The Bloomfield Township Board of Trustees on Monday, January 14, approved a zoning amendment to permit places of worship as a special land use in the township's office building districts.
The expansion of places of worship to office districts was proposed at the request of property owners at 36300 Woodward Avenue in order to allow the Chai Center to locate to the building at the northeast corner of Woodward Avenue and Maywood Road.
The board of trustees in June referred the matter to the township planning commission. An introduction and first draft was approved by trustees on December 10. On January 14, the board expanded the ordinance to include current and future office buildings.
The amendment and change was passed by a vote of 4-3, which will expand where places of worship are permitted in the township to allow office space to be used. Trustees Dani Walsh and David Buckley voted against the amendment, along with Bloomfield Township Clerk Jan Roncelli. Currently, the majority of the township's 17 places of worship are located in single-family residentially zoned areas that allow them as a special land use subject to meeting certain standards
Bloomfield Township Building and Ordinance Director Patti Voelker said the property owners originally petitioned the township to rezone the property from O-1 (Office Building) to RP (Research Park). Because the township's master plan recommends office and mixed uses along the portion of Woodward in question, the township opted to consider allowing places of worship in O-1 districts under specific conditions. The district is intended to serve as a transition between commercial districts or major thoroughfares and adjacent single-family residential districts.
Township Supervisor Leo Savoie, who voted in favor of the amendment, said he supported it because it only permits places of worship under a special land use approval.

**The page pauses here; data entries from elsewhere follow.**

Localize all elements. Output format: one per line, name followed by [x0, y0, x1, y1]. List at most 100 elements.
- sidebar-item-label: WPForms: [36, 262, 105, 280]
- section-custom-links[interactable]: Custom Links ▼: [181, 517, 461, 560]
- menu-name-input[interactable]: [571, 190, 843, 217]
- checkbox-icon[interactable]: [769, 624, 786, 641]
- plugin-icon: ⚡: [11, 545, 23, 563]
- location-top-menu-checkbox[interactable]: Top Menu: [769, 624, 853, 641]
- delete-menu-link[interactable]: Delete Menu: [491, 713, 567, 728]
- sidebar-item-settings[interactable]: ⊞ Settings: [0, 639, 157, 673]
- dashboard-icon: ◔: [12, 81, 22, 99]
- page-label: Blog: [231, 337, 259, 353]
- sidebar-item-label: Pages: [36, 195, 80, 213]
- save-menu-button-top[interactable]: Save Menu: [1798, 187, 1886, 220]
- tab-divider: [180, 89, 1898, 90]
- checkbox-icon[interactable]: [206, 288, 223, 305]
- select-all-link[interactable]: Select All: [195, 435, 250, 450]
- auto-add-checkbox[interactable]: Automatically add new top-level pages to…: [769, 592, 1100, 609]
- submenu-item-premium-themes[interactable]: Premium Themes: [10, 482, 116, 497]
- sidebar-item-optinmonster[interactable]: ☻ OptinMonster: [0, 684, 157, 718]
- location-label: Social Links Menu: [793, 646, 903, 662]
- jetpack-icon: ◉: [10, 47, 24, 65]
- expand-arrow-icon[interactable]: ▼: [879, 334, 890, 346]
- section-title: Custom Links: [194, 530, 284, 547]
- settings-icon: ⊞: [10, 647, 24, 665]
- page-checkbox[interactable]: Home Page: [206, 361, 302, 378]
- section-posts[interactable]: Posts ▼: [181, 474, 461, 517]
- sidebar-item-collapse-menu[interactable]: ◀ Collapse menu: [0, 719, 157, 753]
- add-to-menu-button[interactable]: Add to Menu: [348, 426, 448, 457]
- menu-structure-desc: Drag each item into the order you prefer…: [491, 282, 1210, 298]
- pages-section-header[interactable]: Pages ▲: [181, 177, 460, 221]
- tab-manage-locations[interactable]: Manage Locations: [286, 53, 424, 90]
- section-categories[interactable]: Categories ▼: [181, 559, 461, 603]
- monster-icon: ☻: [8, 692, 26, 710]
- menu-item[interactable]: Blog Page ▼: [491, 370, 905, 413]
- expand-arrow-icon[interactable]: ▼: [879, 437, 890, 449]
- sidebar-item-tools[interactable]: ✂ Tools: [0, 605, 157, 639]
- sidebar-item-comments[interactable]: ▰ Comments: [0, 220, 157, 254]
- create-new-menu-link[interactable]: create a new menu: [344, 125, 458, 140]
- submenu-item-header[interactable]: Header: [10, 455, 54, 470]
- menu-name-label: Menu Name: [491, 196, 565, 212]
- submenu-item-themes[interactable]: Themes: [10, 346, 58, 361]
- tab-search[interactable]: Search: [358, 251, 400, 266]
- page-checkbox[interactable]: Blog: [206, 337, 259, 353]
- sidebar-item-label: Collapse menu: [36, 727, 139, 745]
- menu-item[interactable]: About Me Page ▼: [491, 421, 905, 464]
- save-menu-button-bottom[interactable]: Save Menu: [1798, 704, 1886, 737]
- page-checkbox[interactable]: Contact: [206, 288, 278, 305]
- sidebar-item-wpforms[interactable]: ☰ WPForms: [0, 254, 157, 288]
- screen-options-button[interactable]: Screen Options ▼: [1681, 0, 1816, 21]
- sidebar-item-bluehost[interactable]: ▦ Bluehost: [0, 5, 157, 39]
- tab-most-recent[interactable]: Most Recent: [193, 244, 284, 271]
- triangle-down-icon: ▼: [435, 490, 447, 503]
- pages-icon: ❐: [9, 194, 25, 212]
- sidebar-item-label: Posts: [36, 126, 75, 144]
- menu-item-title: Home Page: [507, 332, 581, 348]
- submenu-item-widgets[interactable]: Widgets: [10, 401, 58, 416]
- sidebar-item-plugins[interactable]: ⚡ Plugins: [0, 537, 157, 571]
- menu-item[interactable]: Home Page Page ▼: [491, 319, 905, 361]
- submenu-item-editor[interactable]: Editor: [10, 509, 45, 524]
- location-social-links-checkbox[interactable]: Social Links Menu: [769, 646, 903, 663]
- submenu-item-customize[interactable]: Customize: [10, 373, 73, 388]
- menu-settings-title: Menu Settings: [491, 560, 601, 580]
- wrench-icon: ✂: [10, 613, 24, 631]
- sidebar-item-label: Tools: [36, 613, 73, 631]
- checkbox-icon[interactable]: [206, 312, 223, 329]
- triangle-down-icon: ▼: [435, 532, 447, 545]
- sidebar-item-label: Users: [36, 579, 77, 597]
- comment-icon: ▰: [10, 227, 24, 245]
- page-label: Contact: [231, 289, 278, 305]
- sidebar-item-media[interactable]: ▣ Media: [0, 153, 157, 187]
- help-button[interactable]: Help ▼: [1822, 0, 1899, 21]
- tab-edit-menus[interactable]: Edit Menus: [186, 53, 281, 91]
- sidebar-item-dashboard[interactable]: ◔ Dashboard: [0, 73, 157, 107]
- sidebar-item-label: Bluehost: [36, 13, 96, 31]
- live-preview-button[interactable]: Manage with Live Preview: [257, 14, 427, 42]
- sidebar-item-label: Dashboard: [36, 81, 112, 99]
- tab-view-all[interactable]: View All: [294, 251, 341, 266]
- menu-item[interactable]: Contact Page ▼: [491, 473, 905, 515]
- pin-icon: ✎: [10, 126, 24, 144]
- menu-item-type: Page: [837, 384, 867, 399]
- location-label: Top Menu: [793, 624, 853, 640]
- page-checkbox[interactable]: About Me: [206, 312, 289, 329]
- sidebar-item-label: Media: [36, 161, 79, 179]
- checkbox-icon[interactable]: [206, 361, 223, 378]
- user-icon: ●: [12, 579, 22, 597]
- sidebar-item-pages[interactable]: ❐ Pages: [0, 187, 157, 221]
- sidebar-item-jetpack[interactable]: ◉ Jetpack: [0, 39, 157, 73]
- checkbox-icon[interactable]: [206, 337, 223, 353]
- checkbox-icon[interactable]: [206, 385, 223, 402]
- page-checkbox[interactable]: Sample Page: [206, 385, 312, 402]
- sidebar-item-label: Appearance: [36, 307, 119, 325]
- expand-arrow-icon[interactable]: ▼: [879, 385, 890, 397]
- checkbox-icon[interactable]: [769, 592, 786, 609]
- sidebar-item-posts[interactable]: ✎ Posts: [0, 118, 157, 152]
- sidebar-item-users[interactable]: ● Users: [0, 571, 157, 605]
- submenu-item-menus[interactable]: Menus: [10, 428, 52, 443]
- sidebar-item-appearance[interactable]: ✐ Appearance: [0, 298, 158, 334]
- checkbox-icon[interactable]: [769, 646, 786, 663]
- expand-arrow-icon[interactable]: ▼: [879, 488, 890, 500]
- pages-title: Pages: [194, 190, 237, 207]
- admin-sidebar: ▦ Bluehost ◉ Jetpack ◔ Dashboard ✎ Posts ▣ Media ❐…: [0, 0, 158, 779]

"There are some properties that I feel are inappropriate (for this use) due to the size of the property, due to the ingress and egress ... if the property is large enough to support it, I'm not necessarily opposed. In my mind, the key is the special land use restriction being in place," Savoie said. "I would vote in favor of it, but for the specific property in question, I would not vote for it. It does egress into a residential street, and if they have more than the 10 worshipers they have today, there is no parking there except on other people's property or on the street with the ingress and egress."
Under the approved amendment, places of worship seeking to locate in an office building district must submit floor plans to determine the maximum occupancy for calculating required parking; maintain an ingress/egress right-of-way of at least 86 feet from a major thoroughfare; provide an obscuring wall or landscape to buffer vehicle headlights toward any residential property; and provide additional parking for accessory uses customary to places of worship.
In its review, the planning commission said that customary hours for places of worship don't generally interfere with the typical days or hours of operation for an office building. Further, the allowance of small congregations or boutique churches address underutilized or vacant tenant spaces.
Roncelli, who opposed the zoning expansion, disagreed with the assessment, asserting that places of worship typically have active event calendars.
"You forget that they have activities daily and weekly, on afternoons and nightly," she said. "You're putting these office owners in a predicament, and I don't think it's right this time."